September is a notoriously difficult month for stocks, and so far 2024 has been no exception thanks to lingering concerns about the strength of the US economy. The S&P 500 fell every day last week and finished down more than 4%, while a rout in technology stocks dragged the Nasdaq to a nearly 6% decline. Small caps also struggled and continue to lag well behind large caps on a YTD basis.

Soft labor market data is partly to blame. Last week’s updates point to continued normalization of labor supply and demand, leaving open the question as to whether the Fed’s inflation-fighting campaign may yet cause the economy to overshoot to the downside. Per the JOLTS report, US job openings have fallen by roughly 1/2 million in the past two months as demand for labor weakens. The ADP employment report showed a net increase of just 99k payrolls, the lowest monthly total since January of 2021, before Covid-19 vaccines were widely available. And finally, nonfarm payrolls from the BLS (142k) came in slightly below consensus (165k), while the prior two months were revised lower by a combined 86k.

Yields fell across the curve in response, particularly in the front end as markets priced in an increasingly aggressive rate cutting campaign, including 4 or 5 cuts of 25bp prior to year-end across just 3 FOMC meetings. As a result of falling short term yields, the 2s10s curve went and stayed positive for the first time since it originally inverted in July of 2022. It is likely that over the next 18-24 months, the “normalization” theme that has applied to so much of the post-pandemic economy over the past couple years will finally begin to apply to the yield curve as well, gradually restoring its natural upward slope.
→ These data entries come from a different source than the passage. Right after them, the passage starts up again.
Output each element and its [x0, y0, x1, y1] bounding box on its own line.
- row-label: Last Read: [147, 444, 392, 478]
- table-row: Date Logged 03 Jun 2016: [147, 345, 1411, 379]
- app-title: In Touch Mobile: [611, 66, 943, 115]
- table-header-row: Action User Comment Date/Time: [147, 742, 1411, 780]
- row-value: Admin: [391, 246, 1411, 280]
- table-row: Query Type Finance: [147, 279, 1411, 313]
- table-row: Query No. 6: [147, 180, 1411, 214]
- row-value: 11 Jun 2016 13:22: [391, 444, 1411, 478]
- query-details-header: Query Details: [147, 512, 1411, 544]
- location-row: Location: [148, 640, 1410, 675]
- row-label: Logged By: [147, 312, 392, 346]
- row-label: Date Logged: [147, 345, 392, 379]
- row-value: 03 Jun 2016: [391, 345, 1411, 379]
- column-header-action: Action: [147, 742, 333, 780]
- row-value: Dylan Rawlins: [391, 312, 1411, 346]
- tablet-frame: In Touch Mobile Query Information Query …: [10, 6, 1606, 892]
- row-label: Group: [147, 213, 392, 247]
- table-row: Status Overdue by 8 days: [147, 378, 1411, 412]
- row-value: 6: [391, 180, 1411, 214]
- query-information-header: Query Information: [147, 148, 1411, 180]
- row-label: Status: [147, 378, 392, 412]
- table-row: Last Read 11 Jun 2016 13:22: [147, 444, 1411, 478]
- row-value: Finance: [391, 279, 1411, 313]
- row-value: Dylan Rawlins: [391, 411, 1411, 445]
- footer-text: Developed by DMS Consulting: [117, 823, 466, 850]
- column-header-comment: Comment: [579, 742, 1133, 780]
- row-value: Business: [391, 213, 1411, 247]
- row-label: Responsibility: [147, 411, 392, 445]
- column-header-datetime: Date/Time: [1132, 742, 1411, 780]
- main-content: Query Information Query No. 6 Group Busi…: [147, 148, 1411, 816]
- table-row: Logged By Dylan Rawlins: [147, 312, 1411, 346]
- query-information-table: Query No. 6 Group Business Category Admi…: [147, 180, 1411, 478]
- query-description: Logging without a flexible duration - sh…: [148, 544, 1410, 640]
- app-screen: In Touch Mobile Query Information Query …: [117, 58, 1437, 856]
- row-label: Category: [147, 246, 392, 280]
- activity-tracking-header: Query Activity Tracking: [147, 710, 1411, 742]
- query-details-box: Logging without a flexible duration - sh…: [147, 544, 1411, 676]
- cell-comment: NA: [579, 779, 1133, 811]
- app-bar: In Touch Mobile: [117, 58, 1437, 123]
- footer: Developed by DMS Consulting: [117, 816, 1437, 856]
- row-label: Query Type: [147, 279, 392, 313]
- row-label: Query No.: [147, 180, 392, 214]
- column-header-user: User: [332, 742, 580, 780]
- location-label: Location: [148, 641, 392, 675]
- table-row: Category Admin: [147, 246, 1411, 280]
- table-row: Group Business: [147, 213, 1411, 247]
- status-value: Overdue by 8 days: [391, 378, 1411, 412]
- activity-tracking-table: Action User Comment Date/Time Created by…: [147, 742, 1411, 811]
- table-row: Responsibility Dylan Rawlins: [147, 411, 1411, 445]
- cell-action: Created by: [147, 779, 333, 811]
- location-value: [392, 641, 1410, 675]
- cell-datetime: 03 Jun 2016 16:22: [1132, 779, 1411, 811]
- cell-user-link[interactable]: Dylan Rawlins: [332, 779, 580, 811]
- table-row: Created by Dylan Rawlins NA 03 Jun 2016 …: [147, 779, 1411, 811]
Chart of the Week: Nonfarm Payrolls Total Net Change (m/m, SA)

Albion’s “Four Pillars”:

Economy & Earnings

The US economy has been resilient despite the higher interest rate environment. Analysts are forecasting low double digit EPS growth in 2024; growth of that magnitude will depend on the economy avoiding recession.

Valuation

The S&P 500’s forward P/E of 20.6x is well above the long run average, so valuations are likely to be a headwind to future returns. More predictive metrics like CAPE, Tobin’s Q, and the Buffett Indicator (Eq Mkt Cap / GDP) suggest that compound annual returns from current levels over the coming decade are likely to be in the single digits.

Interest Rates

Futures markets imply that the Fed will enact multiple interest rate cuts across the last three FOMC meetings of 2024, with additional cuts in 2025. Belly and long end rates are already at or near what are likely to be their post-pandemic equilibrium levels, unless the US economy enters a recession.

Inflation

After falling rapidly in late 2022 and all of 2023, inflation became sticky in the 3-4% range in the first half of 2024. Services inflation remains somewhat elevated, in part due to heavily lagged shelter costs. Volatile energy prices driven by geopolitical conflicts could present a risk to the inflation outlook.